# Cell phones in St. Martin....



## NTHC (Apr 8, 2009)

We have Verizon....$1.99 per minute and texting is .55.....is there a better plan when we get there?  Or should we just plan on using what we have? Won't need to call back to US hopefully, but would like to be in touch with our teenage son and his friends.



Thanks,
Cindy


----------



## KathyA (Apr 8, 2009)

Sharon Harris rents phones.  She is the "Queen of SXM".  Go to her website:

www.queenofsxm.com

Rentals $15 for the first week, $10 for following weeks plus they'll put as much money on the phone as you need.  Cost to call the US is about 30 cents a minute and is also good to call locally.  Can't beat it.  I have AT&T, which is $1.69 per minute, but I rent from Sharon.

Kathy


----------



## NTHC (Apr 8, 2009)

Thanks Kathy, this is just the information we needed.

You are awesome!

Cindy


----------



## caribbean (Apr 9, 2009)

We used our laptop and Skype while in SXM.


----------



## skidoc (Apr 11, 2009)

We are heading to St.

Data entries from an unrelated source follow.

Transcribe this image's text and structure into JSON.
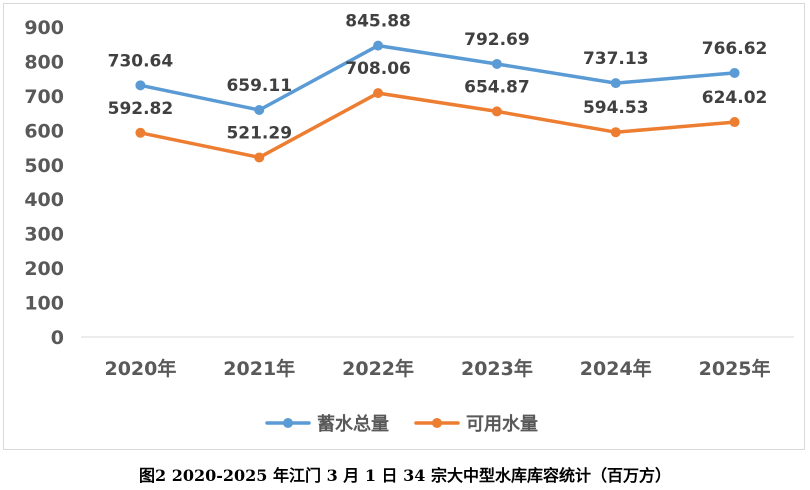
{
  "caption": "图2 2020-2025 年江门 3 月 1 日 34 宗大中型水库库容统计（百万方）",
  "chart_data": {
    "type": "line",
    "categories": [
      "2020年",
      "2021年",
      "2022年",
      "2023年",
      "2024年",
      "2025年"
    ],
    "series": [
      {
        "name": "蓄水总量",
        "values": [
          730.64,
          659.11,
          845.88,
          792.69,
          737.13,
          766.62
        ],
        "color": "#5b9bd5",
        "labels": [
          "730.64",
          "659.11",
          "845.88",
          "792.69",
          "737.13",
          "766.62"
        ]
      },
      {
        "name": "可用水量",
        "values": [
          592.82,
          521.29,
          708.06,
          654.87,
          594.53,
          624.02
        ],
        "color": "#ed7d31",
        "labels": [
          "592.82",
          "521.29",
          "708.06",
          "654.87",
          "594.53",
          "624.02"
        ]
      }
    ],
    "title": "",
    "xlabel": "",
    "ylabel": "",
    "ylim": [
      0,
      900
    ],
    "yticks": [
      "0",
      "100",
      "200",
      "300",
      "400",
      "500",
      "600",
      "700",
      "800",
      "900"
    ],
    "grid": false,
    "legend": "bottom"
  }
}
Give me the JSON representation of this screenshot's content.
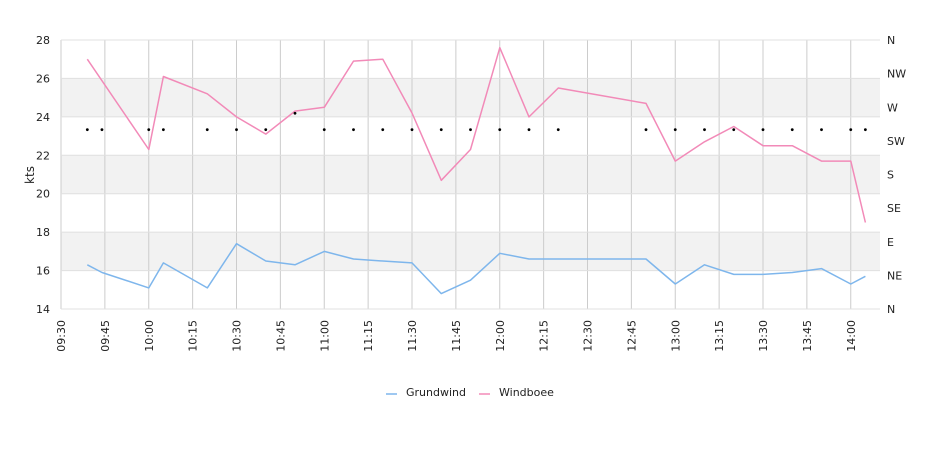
{
  "chart_data": {
    "type": "line",
    "ylabel": "kts",
    "ylim": [
      14,
      28
    ],
    "y_ticks": [
      "14",
      "16",
      "18",
      "20",
      "22",
      "24",
      "26",
      "28"
    ],
    "x_range": [
      "09:30",
      "14:10"
    ],
    "x_ticks": [
      "09:30",
      "09:45",
      "10:00",
      "10:15",
      "10:30",
      "10:45",
      "11:00",
      "11:15",
      "11:30",
      "11:45",
      "12:00",
      "12:15",
      "12:30",
      "12:45",
      "13:00",
      "13:15",
      "13:30",
      "13:45",
      "14:00"
    ],
    "direction_axis": {
      "labels": [
        "N",
        "NE",
        "E",
        "SE",
        "S",
        "SW",
        "W",
        "NW",
        "N"
      ],
      "range_deg": [
        0,
        360
      ]
    },
    "grid": true,
    "legend_position": "bottom",
    "series": [
      {
        "name": "Grundwind",
        "color": "#7eb6ec",
        "points": [
          [
            "09:39",
            16.3
          ],
          [
            "09:44",
            15.9
          ],
          [
            "10:00",
            15.1
          ],
          [
            "10:05",
            16.4
          ],
          [
            "10:20",
            15.1
          ],
          [
            "10:30",
            17.4
          ],
          [
            "10:40",
            16.5
          ],
          [
            "10:50",
            16.3
          ],
          [
            "11:00",
            17.0
          ],
          [
            "11:10",
            16.6
          ],
          [
            "11:20",
            16.5
          ],
          [
            "11:30",
            16.4
          ],
          [
            "11:40",
            14.8
          ],
          [
            "11:50",
            15.5
          ],
          [
            "12:00",
            16.9
          ],
          [
            "12:10",
            16.6
          ],
          [
            "12:20",
            16.6
          ],
          [
            "12:50",
            16.6
          ],
          [
            "13:00",
            15.3
          ],
          [
            "13:10",
            16.3
          ],
          [
            "13:20",
            15.8
          ],
          [
            "13:30",
            15.8
          ],
          [
            "13:40",
            15.9
          ],
          [
            "13:50",
            16.1
          ],
          [
            "14:00",
            15.3
          ],
          [
            "14:05",
            15.7
          ]
        ]
      },
      {
        "name": "Windboee",
        "color": "#f28ab8",
        "points": [
          [
            "09:39",
            27.0
          ],
          [
            "10:00",
            22.3
          ],
          [
            "10:05",
            26.1
          ],
          [
            "10:20",
            25.2
          ],
          [
            "10:30",
            24.0
          ],
          [
            "10:40",
            23.1
          ],
          [
            "10:50",
            24.3
          ],
          [
            "11:00",
            24.5
          ],
          [
            "11:10",
            26.9
          ],
          [
            "11:20",
            27.0
          ],
          [
            "11:30",
            24.2
          ],
          [
            "11:40",
            20.7
          ],
          [
            "11:50",
            22.3
          ],
          [
            "12:00",
            27.6
          ],
          [
            "12:10",
            24.0
          ],
          [
            "12:20",
            25.5
          ],
          [
            "12:50",
            24.7
          ],
          [
            "13:00",
            21.7
          ],
          [
            "13:10",
            22.7
          ],
          [
            "13:20",
            23.5
          ],
          [
            "13:30",
            22.5
          ],
          [
            "13:40",
            22.5
          ],
          [
            "13:50",
            21.7
          ],
          [
            "14:00",
            21.7
          ],
          [
            "14:05",
            18.5
          ]
        ]
      },
      {
        "name": "direction",
        "color": "#000000",
        "type": "scatter",
        "points": [
          [
            "09:39",
            240
          ],
          [
            "09:44",
            240
          ],
          [
            "10:00",
            240
          ],
          [
            "10:05",
            240
          ],
          [
            "10:20",
            240
          ],
          [
            "10:30",
            240
          ],
          [
            "10:40",
            240
          ],
          [
            "10:50",
            262
          ],
          [
            "11:00",
            240
          ],
          [
            "11:10",
            240
          ],
          [
            "11:20",
            240
          ],
          [
            "11:30",
            240
          ],
          [
            "11:40",
            240
          ],
          [
            "11:50",
            240
          ],
          [
            "12:00",
            240
          ],
          [
            "12:10",
            240
          ],
          [
            "12:20",
            240
          ],
          [
            "12:50",
            240
          ],
          [
            "13:00",
            240
          ],
          [
            "13:10",
            240
          ],
          [
            "13:20",
            240
          ],
          [
            "13:30",
            240
          ],
          [
            "13:40",
            240
          ],
          [
            "13:50",
            240
          ],
          [
            "14:00",
            240
          ],
          [
            "14:05",
            240
          ]
        ]
      }
    ]
  }
}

Martin shortly and are planning to use Skype as well.  Skype is now available for the iPhone, FYI.


----------



## maddaug (Apr 11, 2009)

Cindy check with Verizon. They have rental phones for international travel. I haven't checked it out yet but was told about it. Here's a link:

http://b2b.vzw.com/international/Global_Travel/index.html


----------



## NTHC (Apr 12, 2009)

We arrived yesterday and did get the rentals from Sharon....we got two phones...each with 16 minutes for $40 total.....texting is .10 per message.  Thats for 9 days.  Plus, we  are staying at the Royal Palm which is where the pick up is, so that made it especially easy.


There may be a less expensive way to go, but we did this last minute and so far so good. I will let you guys know how it works out.

Thanks,

Cindy


----------



## rsnash (Jun 1, 2010)

So, a year later, how'd it work out?


----------